I am not able to get how we do factor analysis for these variables.
Im using proc Factor for numerical variables and categorical variables
For age I have age varlable i want to categorise 1-15 as 1
16-30 as 2,30-rest as 3.
But like this i cannot do for all 93 categorical variables?
How to approach to this problem?
09-22-2015 02:23 AM
09-22-2015 09:01 AM - edited 09-22-2015 09:12 AM
I think you might want to consider performing Partial Least Squares Regression on this data (PROC PLS).
This is, in a certain manner of speaking, similar to Principal Components Regression (not Factor Analysis regression), but has better mathematical properties than Principal Components Regression (and probably better mathematical properties than Factor Analysis regression). PLS has no difficulty handling ordinal or categorical predictor variables.
For age I have age varlable i want to categorise 1-15 as 1 16-30 as 2,30-rest as 3.
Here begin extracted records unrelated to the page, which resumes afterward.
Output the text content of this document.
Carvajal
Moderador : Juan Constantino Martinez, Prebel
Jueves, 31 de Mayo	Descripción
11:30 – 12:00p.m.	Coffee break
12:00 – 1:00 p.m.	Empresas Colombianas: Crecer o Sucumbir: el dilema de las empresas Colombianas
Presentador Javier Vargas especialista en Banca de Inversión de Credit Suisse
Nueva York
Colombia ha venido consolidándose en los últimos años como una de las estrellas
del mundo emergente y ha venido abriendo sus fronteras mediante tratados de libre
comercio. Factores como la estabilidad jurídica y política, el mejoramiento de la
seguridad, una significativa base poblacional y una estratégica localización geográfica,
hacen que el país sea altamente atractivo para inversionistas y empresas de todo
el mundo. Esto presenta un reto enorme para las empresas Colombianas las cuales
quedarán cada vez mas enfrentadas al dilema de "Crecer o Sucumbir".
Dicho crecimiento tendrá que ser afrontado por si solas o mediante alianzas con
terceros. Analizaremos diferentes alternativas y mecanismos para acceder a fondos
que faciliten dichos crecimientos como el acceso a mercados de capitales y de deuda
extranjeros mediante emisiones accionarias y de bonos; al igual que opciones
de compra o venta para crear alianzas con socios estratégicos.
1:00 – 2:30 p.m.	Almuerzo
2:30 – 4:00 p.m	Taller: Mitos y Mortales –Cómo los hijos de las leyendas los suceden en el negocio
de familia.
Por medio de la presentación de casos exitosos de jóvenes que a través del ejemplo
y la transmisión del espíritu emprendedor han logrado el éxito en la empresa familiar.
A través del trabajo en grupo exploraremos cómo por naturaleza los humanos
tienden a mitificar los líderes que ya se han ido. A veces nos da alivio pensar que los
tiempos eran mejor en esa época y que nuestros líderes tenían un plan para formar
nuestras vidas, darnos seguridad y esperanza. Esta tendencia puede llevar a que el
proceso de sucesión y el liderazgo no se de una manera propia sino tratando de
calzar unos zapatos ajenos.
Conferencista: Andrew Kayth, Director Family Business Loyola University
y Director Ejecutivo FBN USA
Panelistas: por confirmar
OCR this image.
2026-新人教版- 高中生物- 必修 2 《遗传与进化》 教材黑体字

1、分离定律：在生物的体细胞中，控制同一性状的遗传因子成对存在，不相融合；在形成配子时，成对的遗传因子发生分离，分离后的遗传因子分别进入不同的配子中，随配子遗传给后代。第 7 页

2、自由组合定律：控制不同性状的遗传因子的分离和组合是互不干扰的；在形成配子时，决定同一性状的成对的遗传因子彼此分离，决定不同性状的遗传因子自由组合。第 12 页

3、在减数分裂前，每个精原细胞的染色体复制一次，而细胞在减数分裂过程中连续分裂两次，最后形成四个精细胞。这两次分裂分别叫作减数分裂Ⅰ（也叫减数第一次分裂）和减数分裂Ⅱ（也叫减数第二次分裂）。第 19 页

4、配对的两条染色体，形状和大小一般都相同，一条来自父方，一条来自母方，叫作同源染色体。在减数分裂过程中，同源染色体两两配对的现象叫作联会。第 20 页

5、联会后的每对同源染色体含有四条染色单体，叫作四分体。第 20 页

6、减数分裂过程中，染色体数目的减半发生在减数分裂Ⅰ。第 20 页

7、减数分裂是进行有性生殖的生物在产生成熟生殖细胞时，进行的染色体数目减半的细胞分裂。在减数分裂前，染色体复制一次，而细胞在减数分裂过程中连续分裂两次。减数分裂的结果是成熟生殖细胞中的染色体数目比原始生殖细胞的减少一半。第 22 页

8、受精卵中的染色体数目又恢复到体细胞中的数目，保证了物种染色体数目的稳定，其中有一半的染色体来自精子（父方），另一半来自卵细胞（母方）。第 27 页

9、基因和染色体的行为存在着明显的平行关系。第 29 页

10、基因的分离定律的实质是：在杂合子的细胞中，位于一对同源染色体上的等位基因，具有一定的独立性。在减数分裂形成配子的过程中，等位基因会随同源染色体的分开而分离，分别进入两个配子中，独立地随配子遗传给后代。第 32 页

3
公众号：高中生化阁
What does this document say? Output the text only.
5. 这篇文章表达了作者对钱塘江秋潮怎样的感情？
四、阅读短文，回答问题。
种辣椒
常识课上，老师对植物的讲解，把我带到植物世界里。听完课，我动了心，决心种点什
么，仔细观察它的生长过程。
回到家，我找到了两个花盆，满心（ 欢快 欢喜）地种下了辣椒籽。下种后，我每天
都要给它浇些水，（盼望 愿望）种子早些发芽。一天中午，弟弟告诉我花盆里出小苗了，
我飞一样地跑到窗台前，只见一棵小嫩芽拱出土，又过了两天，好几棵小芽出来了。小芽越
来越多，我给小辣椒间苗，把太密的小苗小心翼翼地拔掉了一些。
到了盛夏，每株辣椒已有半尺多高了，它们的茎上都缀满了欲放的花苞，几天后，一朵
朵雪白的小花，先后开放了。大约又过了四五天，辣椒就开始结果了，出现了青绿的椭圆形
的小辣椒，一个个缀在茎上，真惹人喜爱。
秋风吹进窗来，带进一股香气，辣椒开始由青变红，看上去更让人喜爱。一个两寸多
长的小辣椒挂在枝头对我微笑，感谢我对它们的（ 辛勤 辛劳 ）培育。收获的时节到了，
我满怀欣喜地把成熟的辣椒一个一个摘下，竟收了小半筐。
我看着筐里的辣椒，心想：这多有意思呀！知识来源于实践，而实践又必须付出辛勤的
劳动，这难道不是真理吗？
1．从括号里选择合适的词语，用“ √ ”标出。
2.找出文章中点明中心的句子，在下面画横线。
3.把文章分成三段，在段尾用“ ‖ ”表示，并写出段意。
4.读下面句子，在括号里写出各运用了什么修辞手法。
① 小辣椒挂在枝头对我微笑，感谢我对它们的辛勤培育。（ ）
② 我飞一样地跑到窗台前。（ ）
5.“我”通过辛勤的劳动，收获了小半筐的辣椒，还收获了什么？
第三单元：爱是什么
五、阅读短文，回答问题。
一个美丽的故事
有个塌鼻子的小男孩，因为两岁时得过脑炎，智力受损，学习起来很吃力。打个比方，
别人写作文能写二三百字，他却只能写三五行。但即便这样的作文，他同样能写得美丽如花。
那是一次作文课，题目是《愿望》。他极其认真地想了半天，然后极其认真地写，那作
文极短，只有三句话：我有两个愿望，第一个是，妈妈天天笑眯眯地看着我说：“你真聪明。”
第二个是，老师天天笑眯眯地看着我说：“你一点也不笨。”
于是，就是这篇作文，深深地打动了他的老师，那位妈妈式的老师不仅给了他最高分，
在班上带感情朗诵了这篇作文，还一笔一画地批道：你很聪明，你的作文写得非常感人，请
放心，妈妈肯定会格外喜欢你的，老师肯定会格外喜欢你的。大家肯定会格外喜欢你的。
Please note that you are creating your own problems by making a continuous variable AGE into a categorical variable, and your life would be so much easier if you treat AGE as a continuous variable. Normally, turning continuous variables into categories is not recommended at all since you are losing information; for example, age 15 and 16 are very close together on a continuous scale but if you create categories, 16 is very different than 15. While I don't know your problem or what types of results you are trying to achieve, in most cases, I wouldn't do this (yes there are exceptions).